IGC researcher picks up an EMBO grant
Guiomar Martín, a post-graduate researcher at the IGC – the Gulbenkian Institute of Science, has been awarded an EMBO Long-Term Fellowship, one of the most prestigious and competitive of scientific research grants and attributed annually by the European Molecular Biology Organisation (EMBO).
Working since November in the Plant Molecular Biology group led by Paula Duque, Guiomar Martín is striving to grasp the way in which plants adapt their growth to different environmental stimuli, focusing in particular on studying the molecules that regulate a cellular mechanism that brings about the production of different proteins based upon the DNA codified information. The researcher explained how this mechanism “diversifies the way in which the ARN molecules, which form after a gene gets activated in order to produce protein, are processed even before they give rise to the proteins”, adding that “different environment stimuli may influence this ARN processing and resulting in different proteins that alter the growth of plants”.

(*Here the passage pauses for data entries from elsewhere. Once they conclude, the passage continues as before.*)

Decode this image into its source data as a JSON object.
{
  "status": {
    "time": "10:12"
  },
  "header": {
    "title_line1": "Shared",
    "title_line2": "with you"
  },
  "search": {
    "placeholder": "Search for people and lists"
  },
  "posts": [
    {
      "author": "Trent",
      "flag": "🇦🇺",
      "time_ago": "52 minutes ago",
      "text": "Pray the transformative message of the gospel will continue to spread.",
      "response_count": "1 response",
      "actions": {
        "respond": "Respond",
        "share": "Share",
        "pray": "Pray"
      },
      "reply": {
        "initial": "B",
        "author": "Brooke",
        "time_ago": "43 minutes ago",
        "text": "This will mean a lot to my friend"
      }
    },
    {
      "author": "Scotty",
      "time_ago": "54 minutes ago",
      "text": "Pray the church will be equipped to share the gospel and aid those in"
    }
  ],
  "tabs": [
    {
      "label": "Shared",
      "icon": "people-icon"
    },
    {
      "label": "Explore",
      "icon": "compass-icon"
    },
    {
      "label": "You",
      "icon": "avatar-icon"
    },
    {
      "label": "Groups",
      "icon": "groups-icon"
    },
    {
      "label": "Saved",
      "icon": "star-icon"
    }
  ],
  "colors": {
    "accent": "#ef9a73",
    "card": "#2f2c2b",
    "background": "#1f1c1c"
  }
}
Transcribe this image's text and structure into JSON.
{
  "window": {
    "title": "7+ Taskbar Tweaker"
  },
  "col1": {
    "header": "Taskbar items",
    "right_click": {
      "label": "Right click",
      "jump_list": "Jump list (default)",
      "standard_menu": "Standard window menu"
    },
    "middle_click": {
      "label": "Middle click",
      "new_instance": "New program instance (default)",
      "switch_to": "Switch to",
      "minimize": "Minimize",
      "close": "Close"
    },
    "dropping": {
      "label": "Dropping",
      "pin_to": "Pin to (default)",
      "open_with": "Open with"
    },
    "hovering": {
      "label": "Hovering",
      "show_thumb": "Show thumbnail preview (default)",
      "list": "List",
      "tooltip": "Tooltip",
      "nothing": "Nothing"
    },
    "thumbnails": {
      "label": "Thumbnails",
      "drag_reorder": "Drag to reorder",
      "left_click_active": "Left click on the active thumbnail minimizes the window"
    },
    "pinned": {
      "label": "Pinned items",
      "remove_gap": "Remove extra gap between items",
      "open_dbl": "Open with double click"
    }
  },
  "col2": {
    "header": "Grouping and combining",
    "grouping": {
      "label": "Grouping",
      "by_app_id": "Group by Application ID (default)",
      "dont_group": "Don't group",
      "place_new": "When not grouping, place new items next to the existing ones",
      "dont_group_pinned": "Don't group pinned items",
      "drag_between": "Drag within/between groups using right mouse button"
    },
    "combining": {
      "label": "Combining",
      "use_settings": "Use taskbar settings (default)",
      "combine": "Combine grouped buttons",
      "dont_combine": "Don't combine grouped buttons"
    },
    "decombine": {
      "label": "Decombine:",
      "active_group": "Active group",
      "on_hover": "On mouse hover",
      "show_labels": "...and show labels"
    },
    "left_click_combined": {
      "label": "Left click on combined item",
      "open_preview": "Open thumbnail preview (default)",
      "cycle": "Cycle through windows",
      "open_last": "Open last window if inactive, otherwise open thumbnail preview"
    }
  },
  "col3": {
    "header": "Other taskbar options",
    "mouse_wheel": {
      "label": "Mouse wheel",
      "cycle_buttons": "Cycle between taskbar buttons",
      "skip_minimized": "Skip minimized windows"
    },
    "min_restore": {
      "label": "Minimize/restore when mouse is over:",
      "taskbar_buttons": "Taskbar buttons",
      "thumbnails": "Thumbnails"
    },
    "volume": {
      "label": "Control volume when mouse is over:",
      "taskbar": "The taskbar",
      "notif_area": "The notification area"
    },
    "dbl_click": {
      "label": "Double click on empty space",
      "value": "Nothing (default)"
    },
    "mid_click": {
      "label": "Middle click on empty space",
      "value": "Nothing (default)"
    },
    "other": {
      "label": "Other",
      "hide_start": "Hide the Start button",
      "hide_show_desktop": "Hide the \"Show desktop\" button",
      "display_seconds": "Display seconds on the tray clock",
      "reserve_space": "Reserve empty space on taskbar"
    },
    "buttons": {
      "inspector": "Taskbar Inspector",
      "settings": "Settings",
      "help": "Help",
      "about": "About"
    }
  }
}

The young scientist said that the grant provided “countless scientific opportunities” and that it shall be “a challenge and a privilege to acquire more knowledge on this area of ARN biology in the laboratory of Paula Duque”. The EMBO awarded grants support the visit of researchers to other laboratories in Europe for a period of two years. Guiomar Martín received his doctoral degree from the Centre for Research in Agricultural Genomics in Barcelona, prior to moving to the IGC laboratory. This is the seventh time that an IGC researcher has received an EMBO Long-Term Fellowship.